[E-Lang] Thanksgiving present for E programmers

Mark S. Miller markm@caplet.com
Wed, 22 Nov 2000 07:40:47 -0800


At 06:54 AM 11/22/00, Jonathan S. Shapiro wrote:
>Language lawyer warning:
>
>> E's :type syntax, as you clearly fully understand from the
>> rest of your message, expresses a check that must be performed at runtime.
>
>I'm sure this is an accurate statement of what is actually required, but it
>is a bad statement of specification. A (possibly) better statement of
>specification is:
>
>    E's :type syntax expresses a predicate that must be true
>    at runtime for execution to follow the normal flow of
>    control. If the predicate is false, an exception is thrown (?).
>    The predicate is normally verified by a runtime check,
>    but the compiler is free to optimize this check away if
>    it can determine statically that the check is unnecessary.
>
>I believe this is consistent with the rest of your note, but I think this
>verbiage makes a clearer statement of the requirement. If you don't like the
>word "predicate" for your readers, substitute "type requirement".

You're going in the right direction.  A clear statement is somewhere between 
yours and mine.  The issue is that the check may be coded in E, and may 
therefore have side effects or other time dependent behavior.  While this 
isn't recommended, the semantics specify a simple sequential run time model 
where the check "happens" at a given time in the computation.  It's exactly 
like the issue of specifying the semantics of

    if (foo()) { ...

in any C-like language.  Depending on compiler cleverness, the actual order 
in which things happen, or whether they can even be said to happen at all, 
can be almost anything.  However, since foo() may effects beyond evaluation 
to a value (cause side effects, read state side effected by others, throw an 
exception), C-like languages specify exactly when foo() must seem to have 
been called.  

How do instruction set designers phrase such things?  The same issue arises, 
and instruction set designers often know how to speak more precisely than do 
most language designers, including myself. 
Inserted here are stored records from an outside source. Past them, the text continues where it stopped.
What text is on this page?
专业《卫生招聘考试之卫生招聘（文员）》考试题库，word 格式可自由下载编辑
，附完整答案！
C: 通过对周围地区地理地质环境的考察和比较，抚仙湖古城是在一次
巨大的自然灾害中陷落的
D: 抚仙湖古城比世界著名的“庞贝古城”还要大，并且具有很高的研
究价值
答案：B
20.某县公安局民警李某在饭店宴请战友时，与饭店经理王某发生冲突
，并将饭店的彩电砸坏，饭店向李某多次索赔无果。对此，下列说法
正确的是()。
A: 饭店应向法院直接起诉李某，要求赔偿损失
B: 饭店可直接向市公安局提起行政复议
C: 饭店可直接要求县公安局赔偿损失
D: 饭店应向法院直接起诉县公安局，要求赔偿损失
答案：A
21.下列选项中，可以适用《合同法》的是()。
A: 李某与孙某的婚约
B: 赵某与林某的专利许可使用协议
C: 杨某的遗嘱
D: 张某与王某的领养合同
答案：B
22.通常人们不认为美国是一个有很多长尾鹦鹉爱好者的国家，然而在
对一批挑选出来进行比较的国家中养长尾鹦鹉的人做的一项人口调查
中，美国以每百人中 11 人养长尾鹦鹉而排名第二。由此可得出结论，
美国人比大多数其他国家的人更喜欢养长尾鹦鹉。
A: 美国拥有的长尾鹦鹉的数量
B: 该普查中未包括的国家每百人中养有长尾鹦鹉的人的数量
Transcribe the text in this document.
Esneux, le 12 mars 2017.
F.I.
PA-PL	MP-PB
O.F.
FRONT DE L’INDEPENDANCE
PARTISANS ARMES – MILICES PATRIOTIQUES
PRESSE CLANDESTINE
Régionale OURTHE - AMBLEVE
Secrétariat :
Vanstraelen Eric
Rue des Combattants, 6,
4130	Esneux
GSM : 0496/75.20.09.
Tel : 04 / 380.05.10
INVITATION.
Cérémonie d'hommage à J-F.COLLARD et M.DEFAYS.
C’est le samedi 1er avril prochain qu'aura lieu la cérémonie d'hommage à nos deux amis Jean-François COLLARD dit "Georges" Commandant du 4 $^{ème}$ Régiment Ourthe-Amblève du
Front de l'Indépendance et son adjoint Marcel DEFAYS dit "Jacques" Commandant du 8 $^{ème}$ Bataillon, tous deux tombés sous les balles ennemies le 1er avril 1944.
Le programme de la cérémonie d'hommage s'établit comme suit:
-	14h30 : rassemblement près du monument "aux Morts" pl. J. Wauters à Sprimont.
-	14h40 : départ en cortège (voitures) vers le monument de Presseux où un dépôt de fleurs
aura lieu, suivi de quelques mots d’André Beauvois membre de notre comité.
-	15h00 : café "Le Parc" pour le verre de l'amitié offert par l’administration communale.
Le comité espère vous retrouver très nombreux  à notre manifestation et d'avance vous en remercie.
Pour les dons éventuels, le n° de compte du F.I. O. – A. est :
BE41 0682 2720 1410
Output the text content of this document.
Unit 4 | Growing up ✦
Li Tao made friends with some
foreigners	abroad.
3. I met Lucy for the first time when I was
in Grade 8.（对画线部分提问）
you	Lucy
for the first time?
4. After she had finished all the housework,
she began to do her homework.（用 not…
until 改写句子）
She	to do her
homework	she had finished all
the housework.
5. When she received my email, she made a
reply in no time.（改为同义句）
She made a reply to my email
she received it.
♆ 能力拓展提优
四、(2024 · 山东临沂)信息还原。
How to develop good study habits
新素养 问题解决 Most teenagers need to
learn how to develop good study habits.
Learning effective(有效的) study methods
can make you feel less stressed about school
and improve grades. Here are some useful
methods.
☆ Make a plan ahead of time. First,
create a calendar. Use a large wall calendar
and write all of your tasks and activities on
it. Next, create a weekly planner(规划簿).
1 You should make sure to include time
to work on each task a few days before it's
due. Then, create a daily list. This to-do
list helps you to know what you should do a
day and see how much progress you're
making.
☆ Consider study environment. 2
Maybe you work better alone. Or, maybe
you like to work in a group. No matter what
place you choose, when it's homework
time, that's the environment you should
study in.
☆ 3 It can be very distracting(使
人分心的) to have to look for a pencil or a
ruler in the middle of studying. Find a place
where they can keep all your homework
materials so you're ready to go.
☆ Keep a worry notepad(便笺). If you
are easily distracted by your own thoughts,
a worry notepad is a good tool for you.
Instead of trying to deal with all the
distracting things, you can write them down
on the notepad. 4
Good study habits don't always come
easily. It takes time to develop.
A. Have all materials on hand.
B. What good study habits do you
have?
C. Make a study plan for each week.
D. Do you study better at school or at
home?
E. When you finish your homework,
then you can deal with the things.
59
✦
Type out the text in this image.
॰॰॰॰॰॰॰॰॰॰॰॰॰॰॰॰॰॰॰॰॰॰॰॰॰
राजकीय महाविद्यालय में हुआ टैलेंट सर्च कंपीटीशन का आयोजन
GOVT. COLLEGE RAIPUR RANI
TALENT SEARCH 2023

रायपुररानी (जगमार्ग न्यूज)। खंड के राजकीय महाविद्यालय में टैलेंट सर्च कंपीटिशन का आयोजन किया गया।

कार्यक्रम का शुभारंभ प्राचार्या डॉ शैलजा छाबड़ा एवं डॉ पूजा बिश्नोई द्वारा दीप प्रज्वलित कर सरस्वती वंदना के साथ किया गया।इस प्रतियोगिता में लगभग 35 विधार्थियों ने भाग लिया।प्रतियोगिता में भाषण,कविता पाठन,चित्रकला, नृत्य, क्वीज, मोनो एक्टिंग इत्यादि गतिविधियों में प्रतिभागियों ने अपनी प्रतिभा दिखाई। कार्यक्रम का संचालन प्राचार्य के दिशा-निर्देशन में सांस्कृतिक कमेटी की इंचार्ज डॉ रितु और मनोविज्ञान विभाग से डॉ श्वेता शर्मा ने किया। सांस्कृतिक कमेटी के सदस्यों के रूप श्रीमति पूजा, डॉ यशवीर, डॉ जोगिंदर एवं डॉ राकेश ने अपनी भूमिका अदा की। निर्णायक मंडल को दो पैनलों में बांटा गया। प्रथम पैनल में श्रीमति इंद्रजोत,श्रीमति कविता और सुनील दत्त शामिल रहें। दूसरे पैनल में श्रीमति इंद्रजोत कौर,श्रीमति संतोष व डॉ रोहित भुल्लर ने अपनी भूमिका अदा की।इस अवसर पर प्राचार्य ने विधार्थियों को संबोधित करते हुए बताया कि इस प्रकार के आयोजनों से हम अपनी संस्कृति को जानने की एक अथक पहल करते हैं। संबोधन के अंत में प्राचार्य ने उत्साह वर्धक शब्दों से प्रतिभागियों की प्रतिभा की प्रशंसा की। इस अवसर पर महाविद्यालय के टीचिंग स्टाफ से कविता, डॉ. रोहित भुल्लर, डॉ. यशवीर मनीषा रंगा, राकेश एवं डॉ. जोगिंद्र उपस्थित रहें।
Since foo() above is assumed to evaluate to a boolean, one might also call 
it a "predicate", but, like the E :type check, it isn't something a 
mathematician would recognize as a predicate. Which reminds me of another 
very cool thing about E: Since E will have checkable confinement by auditing 
(step #2 of http://www.erights.org/elib/capability/factory.html ), when the 
programmer wishes to ensure that a "predicate" he's calling has no side 
effects, and is therefore closer to the mathematician's "predicate", he can 
first check that the predicate is confined:

    def safeFoo :confined := foo
    if (safeFoo()) { ...

If foo is not checkably confined, the attempt to define safeFoo will
throw an exception, and safeFoo will never come to be in scope.  Similarly for

    def safeType :confined := type
    def x :safeType := y

Such code sequences may very well help out the compiler as well as the 
programmer, as it provides more guarantees about what re-orderings cannot 
change the semantics of the program.

>A proper specification, of course, must also specify the interaction between
>the predicate check and the inheritance design, if any. Accompanying
>explanatory notes should identify any hazards associated with this
>interaction -- I'm thinking here about a statement to the effect that
>inheritance frequently obscures contravariance bugs, and that depending on
>the satisfaction criteria the meaning of the type check differs.

All valid points, but fortunately not yet relevant for E.  E has no 
kernel-level inheritance, and the inheritance it does have 
http://www.erights.org/elang/blocks/inheritance.html is just syntactic sugar 
for a pattern of delegation.  E has no separate declaration of a typed 
interface that an implementation could be said to implement or not.  OTOH, E 
needs such a declaration, and the upcoming release will experimentally 
introduce the beginnings of one, so these issues will probably eventually 
become relevant.

Fortunately, the perspective presented by Giuseppe Castagna's amazing paper 
"Covariance and Contravariance: Conflict Without a Cause" 
ftp://ftp.ens.fr/pub/dmi/users/castagna/covariance.ps.Z (found by Eric 
Drexler) suggests that, by starting with a runtime checking approach, we may 
be closer to supporting the right solution than one would have thought.  
However, at this point I'm going to beg off further exploration of this 
topic.  Static type theories make my brain ache, which is one of the reason 
E moves the problem to (apparent) runtime and leaves it to other to build 
static checkers outside the language.


>> By "static" checking, I've always meant rejection sometime before the
>> program is allowed to begin execution.
>
>Nit: I think you mean "...before the program is considered semantically
>meaningful." Or perhaps "...before the program is well-formed."

These others are good as well, but I meant what I said, which is the 
operational issue.  Were I to say, for example, "...before the program is 
well-formed", I'd still need to say that a non-well-formed program may not 
be allowed to start executing.  I'm just cutting out the middle manpage.